Midlake, Van Occupanther (Bella Union): Placing this on the list was a tough call, as I've only heard one finalized track from Midlake's long-awaited follow-up to Bamnan and Slivercork, but if lead-off single "Roscoe" is any indication, fans and detractors alike are in for quite a treat. As lead singer Tim Smith alluded to more than a year ago, VO owes a lot to '70s singer-songwriters like Joni Mitchell and Neil Young. The otherworldly synthesizers from the last album are grounded this time around with an acoustic guitar sensibility, and the result is an album that may finally help the band overcome the media's overused Flaming Lips and Grandaddy comparisons.
Baboon, as yet untitled (no label yet): Much hoopla and rejoicing will be found in the Dallas Observer when this album finally sees release, because the four songs that the band sent me last week have received some serious listen-on-repeat treatment. In the house, in the car, at the gym--I couldn't get enough of concert-tested rockers like "Can't Be Wrong" and "Saturday." Longtime fans might come to expect such quality from the 'boon, but even those die-hards won't be ready for "Breaking Glass"--it's potentially the biggest, best single in their 15-year career, a high-pace dance-rocker with Baboon's signature shout-along hooks that Hot Hot Heat wishes they could emulate. Again, MySpace saves the day with an early tease: Visit myspace.com/baboon for new single "Surround."

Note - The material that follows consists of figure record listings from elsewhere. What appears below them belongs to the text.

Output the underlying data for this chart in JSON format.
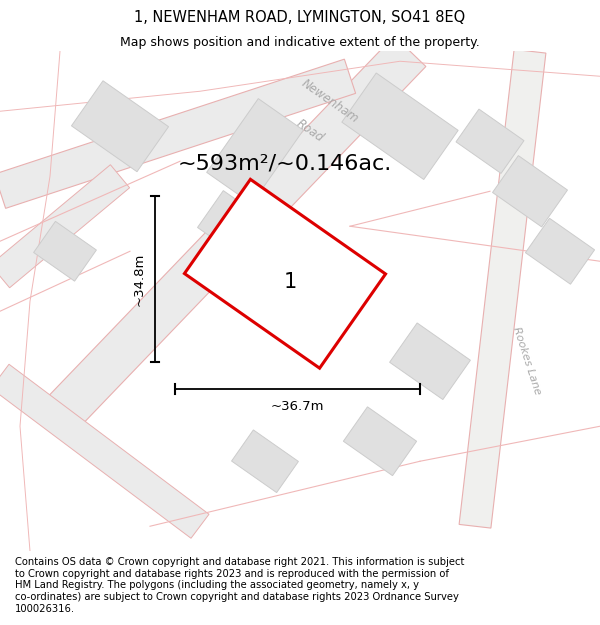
{
  "title": "1, NEWENHAM ROAD, LYMINGTON, SO41 8EQ",
  "subtitle": "Map shows position and indicative extent of the property.",
  "area_text": "~593m²/~0.146ac.",
  "dim_width": "~36.7m",
  "dim_height": "~34.8m",
  "property_label": "1",
  "footer": "Contains OS data © Crown copyright and database right 2021. This information is subject\nto Crown copyright and database rights 2023 and is reproduced with the permission of\nHM Land Registry. The polygons (including the associated geometry, namely x, y\nco-ordinates) are subject to Crown copyright and database rights 2023 Ordnance Survey\n100026316.",
  "map_bg": "#f9f9f9",
  "road_color": "#f0b8b8",
  "road_fill": "#eeeeee",
  "building_color": "#e0e0e0",
  "building_edge": "#cccccc",
  "polygon_color": "#dd0000",
  "title_fontsize": 10.5,
  "subtitle_fontsize": 9,
  "area_fontsize": 16,
  "dim_fontsize": 9.5,
  "label_fontsize": 15,
  "footer_fontsize": 7.2,
  "road_label_color": "#aaaaaa",
  "road_label_fontsize": 8.5
}
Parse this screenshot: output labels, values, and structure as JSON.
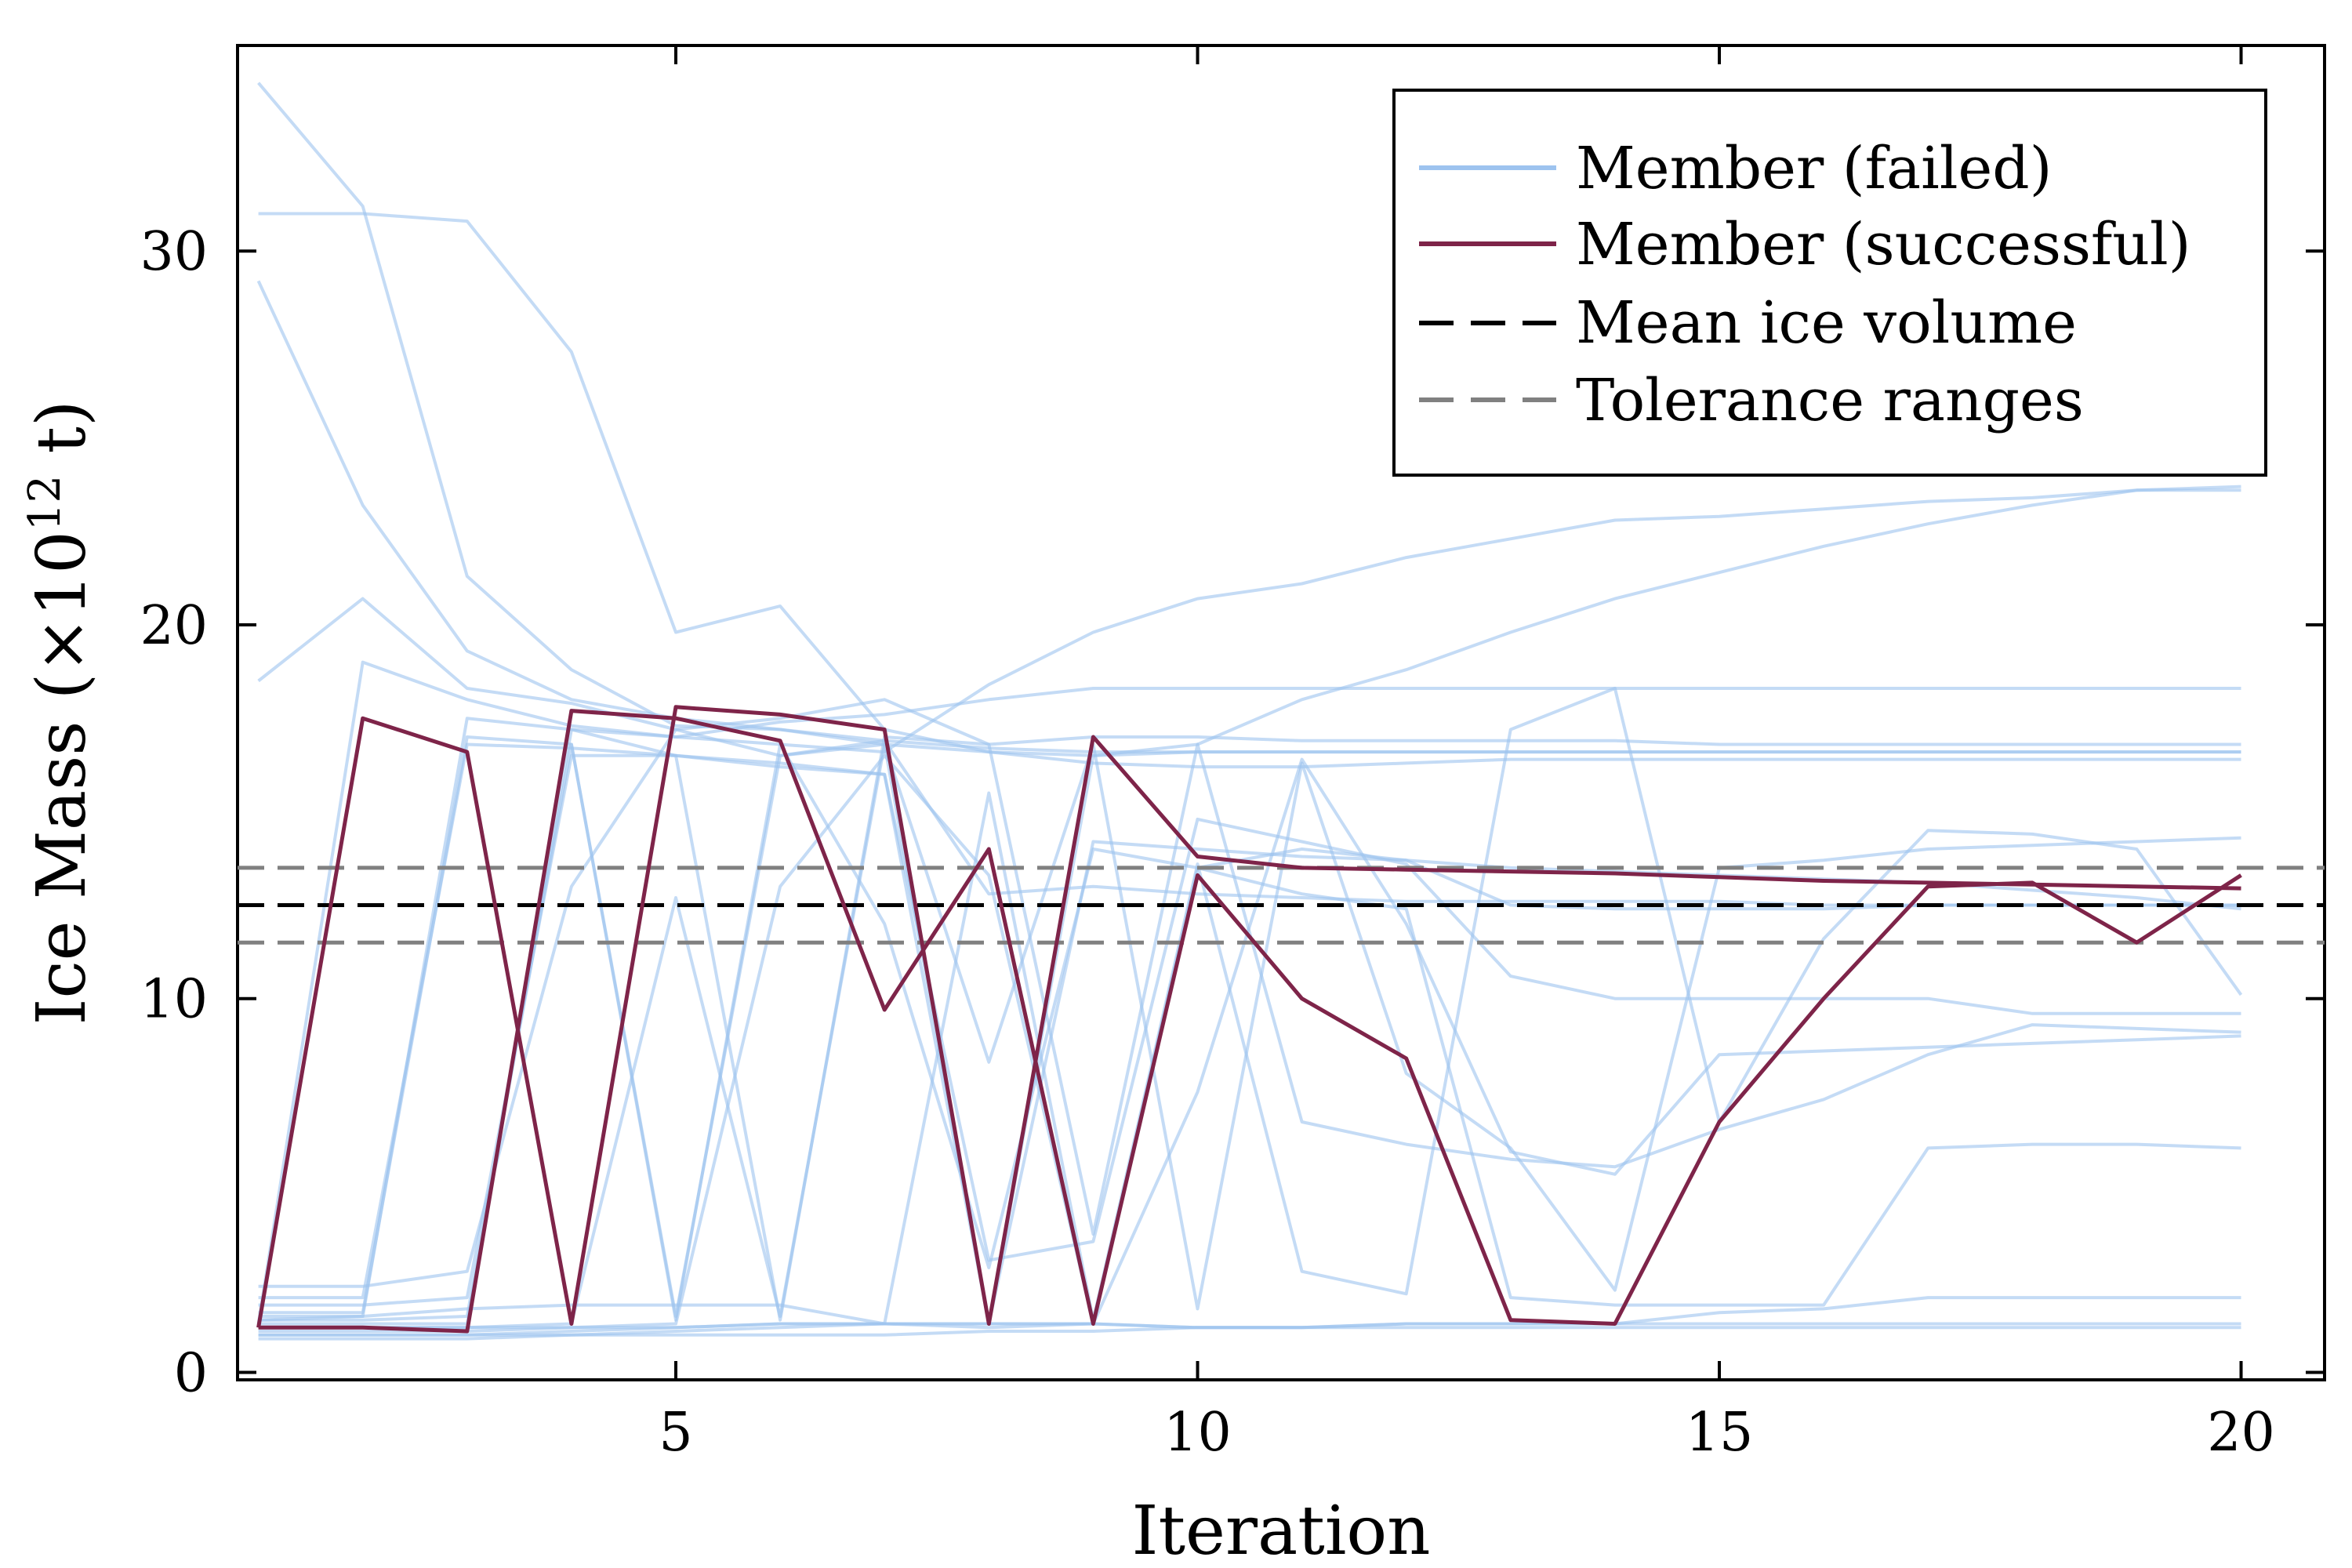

Unfortunately, Dallas' red-hot rap community hasn't gotten any big '06 releases in my hands, though I'm looking forward to serious activity now that publicity for guys like Steve Austin, Kin Fok Kru and Pikahsso is picking up steam. And this list would've been much longer if I'd received material for possible (but not 100 percent confirmed) '06 records/EPs by Pleasant Grove, the Baptist Generals, Record Hop, the Tah-Dahs, Hogpig, Kristy Kruger, the Golden Falcons, the Strange Boys and Bosque Brown. Heck, that's only established bands--keep sending demos and CDs my way, bands. There's always room for more. After all, I'm an optimist.